Overall, queues are an excellent mechanism for large-scale systems and they can be utilized in large Kubernetes clusters to ease coordination.

Loosely coupled connectivity with data stores

Another loosely coupled method is to use a data store (for example, Redis) to store messages and then other containers can read them. While possible, this is not the design objective of data stores and the result is often cumbersome, fragile, and doesn't have the best performance. Data stores are optimized for data storage and not for communication. That being said, data stores can be used in conjunction with queues, where a component stores some data in a data store and then sends a message to the queue that data is ready for processing. Multiple components listen to the message and all start processing the data in parallel.

Kubernetes ingress

Kubernetes offers an ingress resource and controller that is designed to expose Kubernetes services to the outside world. You can do it yourself, of course, but many tasks involved in defining ingress are common across most applications for a particular type of ingress such as a web application, CDN, or DDoS protector. You can also write your own ingress objects.

The ingress object is often used for smart load balancing and TLS termination. Instead of configuring and deploying your own Nginx server, you can benefit from the built-in ingress. If you need a refresher, hop on to Chapter 6, Using Critical Kubernetes Resources, where we discussed the ingress resource with examples.
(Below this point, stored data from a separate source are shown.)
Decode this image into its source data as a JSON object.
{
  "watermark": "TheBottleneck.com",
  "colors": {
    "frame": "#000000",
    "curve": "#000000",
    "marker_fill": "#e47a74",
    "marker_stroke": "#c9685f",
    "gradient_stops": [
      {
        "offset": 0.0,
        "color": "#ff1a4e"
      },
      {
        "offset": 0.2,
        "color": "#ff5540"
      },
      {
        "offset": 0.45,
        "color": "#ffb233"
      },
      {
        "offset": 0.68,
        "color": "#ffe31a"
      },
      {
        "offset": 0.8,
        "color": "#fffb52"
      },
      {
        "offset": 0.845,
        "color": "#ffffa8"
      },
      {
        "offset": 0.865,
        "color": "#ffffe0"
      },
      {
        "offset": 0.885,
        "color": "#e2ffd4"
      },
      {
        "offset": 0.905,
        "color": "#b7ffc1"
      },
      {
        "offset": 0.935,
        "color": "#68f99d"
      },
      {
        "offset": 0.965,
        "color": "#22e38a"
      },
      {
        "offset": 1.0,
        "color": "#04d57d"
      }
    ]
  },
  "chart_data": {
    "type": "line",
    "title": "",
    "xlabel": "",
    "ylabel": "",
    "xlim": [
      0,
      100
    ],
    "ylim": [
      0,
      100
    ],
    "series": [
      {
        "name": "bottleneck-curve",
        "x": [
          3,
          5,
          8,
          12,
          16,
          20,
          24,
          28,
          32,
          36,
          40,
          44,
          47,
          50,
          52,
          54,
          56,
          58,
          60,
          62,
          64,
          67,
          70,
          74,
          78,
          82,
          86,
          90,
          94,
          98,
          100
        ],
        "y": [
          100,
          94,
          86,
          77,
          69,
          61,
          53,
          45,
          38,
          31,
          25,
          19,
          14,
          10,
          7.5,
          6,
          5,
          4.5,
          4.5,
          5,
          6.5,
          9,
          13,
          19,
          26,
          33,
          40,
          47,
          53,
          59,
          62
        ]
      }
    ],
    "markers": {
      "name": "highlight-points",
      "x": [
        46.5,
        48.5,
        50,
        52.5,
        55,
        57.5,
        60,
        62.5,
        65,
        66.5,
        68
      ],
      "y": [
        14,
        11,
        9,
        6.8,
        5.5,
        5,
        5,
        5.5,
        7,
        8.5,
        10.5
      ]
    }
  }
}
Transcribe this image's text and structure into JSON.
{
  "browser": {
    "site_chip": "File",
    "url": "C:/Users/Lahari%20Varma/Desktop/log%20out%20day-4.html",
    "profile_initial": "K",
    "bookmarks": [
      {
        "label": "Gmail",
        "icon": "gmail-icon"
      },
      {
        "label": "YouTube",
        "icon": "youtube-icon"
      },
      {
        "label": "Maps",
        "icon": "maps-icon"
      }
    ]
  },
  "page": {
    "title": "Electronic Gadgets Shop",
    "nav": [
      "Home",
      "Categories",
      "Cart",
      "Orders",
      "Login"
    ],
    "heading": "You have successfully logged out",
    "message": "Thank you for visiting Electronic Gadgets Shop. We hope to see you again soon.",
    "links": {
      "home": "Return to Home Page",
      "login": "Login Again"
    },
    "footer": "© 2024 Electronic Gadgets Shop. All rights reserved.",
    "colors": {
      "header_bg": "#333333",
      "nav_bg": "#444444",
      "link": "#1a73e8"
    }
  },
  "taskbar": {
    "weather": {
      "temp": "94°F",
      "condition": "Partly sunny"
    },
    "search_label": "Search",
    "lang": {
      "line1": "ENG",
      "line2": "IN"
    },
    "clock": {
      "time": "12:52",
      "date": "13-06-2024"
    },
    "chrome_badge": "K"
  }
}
Kubernetes network plugins

Kubernetes has a network plugin system since networking is so diverse and different people would like to implement it in different ways. Kubernetes is flexible enough to support any scenario. The primary network plugin is CNI, which we will discuss in depth. But Kubernetes also comes with a simpler network plugin called Kubenet. Before we go over the details, let's get on the same page with the basics of Linux networking (just the tip of the iceberg).

Basic Linux networking

Linux, by default, has a single shared network space. The physical network interfaces are all accessible in this namespace. But the physical namespace can be divided into multiple logical namespaces, which is very relevant to container networking.

IP addresses and ports

Network entities are identified by their IP address. Servers can listen to incoming connections on multiple ports. Clients can connect (TCP) or send data (UDP) to servers within their network.

Network namespaces

Namespaces group a bunch of network devices such that they can reach other servers in the same namespace, but not other servers even if they are physically on the same network. Linking networks or network segments can be done via bridges, switches, gateways, and routing.

Virtual Ethernet devices

Virtual Ethernet (veth) devices represent physical network devices. When you create a veth that's linked to a physical device you can assign that veth (and by extension the physical device) into a namespace where devices from other namespaces can't reach it directly, even if physically they are on the same local network.

Bridges

Bridges connect multiple network segments to an aggregate network, so all the nodes can communicate with each other. Bridging is done at the L1 (physical) and L2 (data link) layers of the OSI network model.

Routing

Routing connects separate networks, typically based on routing tables that instruct network devices how to forward packets to their destination. Routing is done through various network devices, such as routers, bridges, gateways, switches, and firewalls, including regular Linux boxes.

Maximum transmission unit

The maximum transmission unit (MTU) determines how big packets can be. On Ethernet networks, for example, the MTU is 1,500 bytes. The bigger the MTU, the better the ration between payload and headers, which is a good thing. But the downside is that minimum latency is reduced because you have to wait for the entire packet to arrive and, furthermore, in case of failure, you have to retransmit the entire big packet.

Pod networking

Here is a diagram that describes the relationship between pod, host, and the global Internet at networking level via veth0:

Pod networking

Kubenet

Back to Kubernetes. Kubenet is a network plugin. It's very rudimentary and just creates a Linux bridge called cbr0 and a veth for each pod. Cloud providers typically use it to set up routing rules for communication between nodes, or in single-node environments. The veth pair connects each pod to its host node using an IP address from the host's IP addresses range.

Requirements

The Kubenet plugin has the following requirements:

  • The node must be assigned a subnet to allocate IP addresses for its pods
  • The standard CNI bridge, lo, and host-local plugins are required at version 0.2.0 or greater
  • The Kubelet must be run with the --network-plugin=kubenet argument
  • The Kubelet must be run with the --non-masquerade-cidr=<clusterCidr> argument

Setting the MTU

The MTU is critical for network performance. Kubernetes network plugins such as Kubenet make their best efforts to deduce optimal MTU, but sometimes they need help. For example, if an existing network interface (for example, the Docker docker0 bridge) sets a small MTU then Kubenet will reuse it. Another example is IPSEC, that requires lowering the MTU due to the extra overhead from IPSEC encapsulation overhead, but the Kubenet network plugin doesn't take it into consideration. The solution is to avoid relying on the automatic calculation of the MTU and just tell the Kubelet what MTU should be used for network plugins via the --network-plugin-mtu command-line switch that is provided to all network plugins. Although, at the moment, only the Kubenet network plugin accounts for this command-line switch.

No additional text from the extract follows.